So I happened upon this episode of what was a serialized production. It was on the local NPR radio station. I had missed the beginning part. I figured out how to use the family high-fi to hook up to the cassette recorder. This was an old piece of furniture with a radio and a record player. The cassette recorder was a separate wooden box that set on top and connected to the AUX port using RCA cables. The cassette recorder required two hands to press the record button. You had to push the record button and then press the play knob to the right to get it to record. That is how I left it because I had to get to school. I came home to a partial recording of the episode. At the end of the episode was information about when the next episode was on. I think there were 10 half-hour episodes. I recorded as many of them as I could using the same procedure. I shared the cassette tapes with friends from school.

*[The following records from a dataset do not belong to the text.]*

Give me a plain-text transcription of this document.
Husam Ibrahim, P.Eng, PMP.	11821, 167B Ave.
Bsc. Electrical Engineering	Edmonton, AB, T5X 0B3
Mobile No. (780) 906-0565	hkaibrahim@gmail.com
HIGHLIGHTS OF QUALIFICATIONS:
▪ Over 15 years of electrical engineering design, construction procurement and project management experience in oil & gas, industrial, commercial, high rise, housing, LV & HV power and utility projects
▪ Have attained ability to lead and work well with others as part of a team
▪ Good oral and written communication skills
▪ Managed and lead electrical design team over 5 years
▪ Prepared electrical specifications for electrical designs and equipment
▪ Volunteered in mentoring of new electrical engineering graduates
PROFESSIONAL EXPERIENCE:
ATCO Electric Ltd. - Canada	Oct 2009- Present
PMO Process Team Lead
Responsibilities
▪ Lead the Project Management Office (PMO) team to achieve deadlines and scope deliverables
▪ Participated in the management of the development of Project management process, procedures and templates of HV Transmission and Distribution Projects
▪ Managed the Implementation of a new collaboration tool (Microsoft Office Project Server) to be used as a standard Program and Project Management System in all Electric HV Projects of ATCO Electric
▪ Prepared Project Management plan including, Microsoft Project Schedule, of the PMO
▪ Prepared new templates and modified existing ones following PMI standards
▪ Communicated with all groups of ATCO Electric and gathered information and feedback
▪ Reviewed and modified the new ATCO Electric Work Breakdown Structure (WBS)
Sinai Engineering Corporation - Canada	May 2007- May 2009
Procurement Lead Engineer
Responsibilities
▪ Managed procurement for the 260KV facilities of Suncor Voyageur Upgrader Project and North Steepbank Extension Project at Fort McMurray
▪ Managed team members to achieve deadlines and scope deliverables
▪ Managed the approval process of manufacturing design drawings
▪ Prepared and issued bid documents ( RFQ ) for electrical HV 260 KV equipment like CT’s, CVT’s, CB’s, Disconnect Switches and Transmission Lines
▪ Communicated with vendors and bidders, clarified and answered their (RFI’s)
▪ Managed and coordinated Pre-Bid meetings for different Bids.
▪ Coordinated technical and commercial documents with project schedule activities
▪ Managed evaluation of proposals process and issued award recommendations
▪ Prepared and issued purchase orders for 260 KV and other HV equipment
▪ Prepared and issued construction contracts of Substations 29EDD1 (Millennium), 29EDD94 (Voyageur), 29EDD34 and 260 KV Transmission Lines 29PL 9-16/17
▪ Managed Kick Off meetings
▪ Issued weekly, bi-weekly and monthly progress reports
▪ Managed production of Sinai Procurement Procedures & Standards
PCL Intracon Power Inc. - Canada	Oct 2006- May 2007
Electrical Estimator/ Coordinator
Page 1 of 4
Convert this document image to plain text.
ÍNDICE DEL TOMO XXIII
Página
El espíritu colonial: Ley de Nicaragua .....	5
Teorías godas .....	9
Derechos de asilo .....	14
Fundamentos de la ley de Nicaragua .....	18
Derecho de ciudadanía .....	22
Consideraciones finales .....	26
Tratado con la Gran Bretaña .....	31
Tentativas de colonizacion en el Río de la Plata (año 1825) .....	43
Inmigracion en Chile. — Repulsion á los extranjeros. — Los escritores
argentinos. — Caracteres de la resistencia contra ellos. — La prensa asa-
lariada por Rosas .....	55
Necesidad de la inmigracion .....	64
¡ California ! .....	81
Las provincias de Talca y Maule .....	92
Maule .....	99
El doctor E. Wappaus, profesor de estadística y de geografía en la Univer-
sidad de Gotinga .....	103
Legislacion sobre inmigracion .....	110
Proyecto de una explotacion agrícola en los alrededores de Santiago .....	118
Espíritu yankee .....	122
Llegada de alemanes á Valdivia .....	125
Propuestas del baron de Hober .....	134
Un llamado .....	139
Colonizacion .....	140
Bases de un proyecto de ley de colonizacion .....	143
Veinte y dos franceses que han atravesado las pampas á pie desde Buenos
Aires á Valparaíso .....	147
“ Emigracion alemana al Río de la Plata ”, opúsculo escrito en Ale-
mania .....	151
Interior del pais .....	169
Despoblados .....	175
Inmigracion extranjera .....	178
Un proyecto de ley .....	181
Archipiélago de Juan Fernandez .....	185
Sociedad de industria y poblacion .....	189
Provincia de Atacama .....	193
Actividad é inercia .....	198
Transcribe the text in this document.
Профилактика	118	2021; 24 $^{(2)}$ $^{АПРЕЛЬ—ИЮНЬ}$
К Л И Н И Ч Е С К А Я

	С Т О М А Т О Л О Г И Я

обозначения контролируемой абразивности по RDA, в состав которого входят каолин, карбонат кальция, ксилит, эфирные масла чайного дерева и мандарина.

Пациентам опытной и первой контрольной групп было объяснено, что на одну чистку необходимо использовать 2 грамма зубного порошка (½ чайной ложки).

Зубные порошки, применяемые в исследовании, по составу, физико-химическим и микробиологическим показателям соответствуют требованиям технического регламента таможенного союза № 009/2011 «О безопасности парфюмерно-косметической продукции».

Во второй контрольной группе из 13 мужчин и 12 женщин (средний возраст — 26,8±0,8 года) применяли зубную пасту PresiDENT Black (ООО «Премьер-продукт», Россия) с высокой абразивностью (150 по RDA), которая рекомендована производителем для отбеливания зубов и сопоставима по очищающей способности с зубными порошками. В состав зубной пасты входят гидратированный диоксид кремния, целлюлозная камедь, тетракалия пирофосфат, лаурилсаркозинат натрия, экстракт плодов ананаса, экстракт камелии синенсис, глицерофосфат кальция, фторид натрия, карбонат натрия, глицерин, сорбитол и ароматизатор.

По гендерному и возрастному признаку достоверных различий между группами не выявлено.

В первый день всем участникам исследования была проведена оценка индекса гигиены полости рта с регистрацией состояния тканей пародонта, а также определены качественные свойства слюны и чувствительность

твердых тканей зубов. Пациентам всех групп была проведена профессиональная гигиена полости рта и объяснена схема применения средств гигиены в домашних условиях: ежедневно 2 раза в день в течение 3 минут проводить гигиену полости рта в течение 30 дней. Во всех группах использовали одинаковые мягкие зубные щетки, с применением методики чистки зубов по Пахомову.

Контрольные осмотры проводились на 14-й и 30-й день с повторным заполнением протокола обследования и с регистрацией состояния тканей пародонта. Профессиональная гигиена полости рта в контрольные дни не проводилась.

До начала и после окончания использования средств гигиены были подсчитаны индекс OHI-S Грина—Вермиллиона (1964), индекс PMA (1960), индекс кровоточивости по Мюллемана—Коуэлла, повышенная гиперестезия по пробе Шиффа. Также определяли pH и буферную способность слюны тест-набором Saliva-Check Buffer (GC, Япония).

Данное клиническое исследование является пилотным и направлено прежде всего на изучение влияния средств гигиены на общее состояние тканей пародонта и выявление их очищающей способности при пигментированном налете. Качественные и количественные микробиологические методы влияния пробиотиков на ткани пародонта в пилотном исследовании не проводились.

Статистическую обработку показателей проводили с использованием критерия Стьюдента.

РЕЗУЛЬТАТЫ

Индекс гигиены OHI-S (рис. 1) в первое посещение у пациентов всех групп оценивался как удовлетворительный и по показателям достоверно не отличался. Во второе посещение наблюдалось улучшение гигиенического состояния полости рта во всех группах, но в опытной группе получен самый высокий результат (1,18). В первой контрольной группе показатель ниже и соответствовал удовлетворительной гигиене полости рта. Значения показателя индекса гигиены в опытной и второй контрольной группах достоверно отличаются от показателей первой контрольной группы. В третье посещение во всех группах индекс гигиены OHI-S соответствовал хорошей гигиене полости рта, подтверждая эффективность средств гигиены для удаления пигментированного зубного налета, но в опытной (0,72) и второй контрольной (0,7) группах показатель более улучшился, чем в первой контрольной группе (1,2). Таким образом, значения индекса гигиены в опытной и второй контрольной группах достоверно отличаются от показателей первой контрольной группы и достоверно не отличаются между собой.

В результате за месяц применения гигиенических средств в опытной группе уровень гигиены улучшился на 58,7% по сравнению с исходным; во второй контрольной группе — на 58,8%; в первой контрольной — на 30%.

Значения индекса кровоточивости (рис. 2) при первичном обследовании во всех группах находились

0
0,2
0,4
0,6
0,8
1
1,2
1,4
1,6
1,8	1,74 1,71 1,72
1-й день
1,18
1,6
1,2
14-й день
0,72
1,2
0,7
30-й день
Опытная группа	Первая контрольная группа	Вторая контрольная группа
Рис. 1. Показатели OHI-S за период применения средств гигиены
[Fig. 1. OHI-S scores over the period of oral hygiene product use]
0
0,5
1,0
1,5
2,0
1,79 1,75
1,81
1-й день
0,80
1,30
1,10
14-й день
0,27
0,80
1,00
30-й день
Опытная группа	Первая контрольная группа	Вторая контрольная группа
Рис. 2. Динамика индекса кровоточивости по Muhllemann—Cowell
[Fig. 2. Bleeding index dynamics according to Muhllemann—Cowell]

Years later I spotted the same radio drama in CD format in a friend’s CD collection. This same friend also had Star Wars in the same format. During a road trip a short time later we listened to both CD collections. You can still buy these CD collections on CD for about $100 each. Amazon naturally has them for cheaper. About a decade later NPR produced Return of the Jedi in the same format. I have yet to hear this production.
Fast forward to November 2007. Audible.com has just released all three productions in their library. This is a great value, especially if you have the Audible Listener plan like I do. I get two audiobooks every month for a little over $20 — that’s about $10 a book. I downloaded the first episode right away. I’m looking forward to listening to all three episode this month.